Item in the Lombard manner, when the chickens be plucked and prepared, take beaten eggs (to wit yolks and whites) with verjuice and spice powder and dip your chickens therein; then set them in the pasty with strips of bacon as above.’
- Breast meat: 400g, thinly sliced
- Orange juice: 1 orange
- Ground ginger: 1/2 tsp
- Ground blackpepper: 1 tsp
- Short crust pastry: 350g
- Egg mixture: 2 eggs beaten with a pinch of salt
- Back bacon: 3 slices, halved
- Preheat oven at 220 degrees Celsius.
- Marinate breast meat with orange juice, ground ginger and ground blackpepper. Set aside.
- Roll out short crust pastry to 3mm thick.
- Cut out large circles from pastry dough. I used an 8cm cutter, and rolled out further into 2mm thick circles.
- Scoop 1 tbsp full of breast meat and dip into egg mixture. Place on 1 half of pastry circle.
- Lay 1 halved bacon over breast meat.
- Brush edges of pastry slice with remaining egg mixture. Fold pastry over and press with hand or fork to seal. Prick in several places with fork.

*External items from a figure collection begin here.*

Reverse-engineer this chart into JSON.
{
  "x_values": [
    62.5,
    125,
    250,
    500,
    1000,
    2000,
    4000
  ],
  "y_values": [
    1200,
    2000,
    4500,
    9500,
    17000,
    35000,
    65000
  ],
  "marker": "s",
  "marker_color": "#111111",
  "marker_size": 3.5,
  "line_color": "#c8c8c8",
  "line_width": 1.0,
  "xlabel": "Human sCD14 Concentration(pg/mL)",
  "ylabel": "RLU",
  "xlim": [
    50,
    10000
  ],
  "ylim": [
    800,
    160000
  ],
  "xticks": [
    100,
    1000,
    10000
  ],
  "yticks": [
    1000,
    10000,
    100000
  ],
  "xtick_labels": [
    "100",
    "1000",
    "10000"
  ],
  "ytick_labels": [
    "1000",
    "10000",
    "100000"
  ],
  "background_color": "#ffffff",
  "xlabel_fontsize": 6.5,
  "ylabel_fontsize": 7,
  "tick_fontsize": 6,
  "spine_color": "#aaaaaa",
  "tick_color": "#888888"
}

- Place greased baking sheet onto tray. Place pastries onto baking sheet.
- Bake 15min.
- Lower oven to 190 degrees Celsius. Bake another 15 – 20min till golden brown.
- Serve hot.
This recipe was kindly adapted from ‘The Medieval Cookbook’ by Maggie Black.
The original recipe called for verjuice or lemon juice instead of orange juice. Verjuice is a medieval concoction of highly acidic juice made with pressed unripe grapes or other sour fruits. I had oranges in the fridge and decided to use this instead of buying additional lemons to add to the ready stock in my fridge.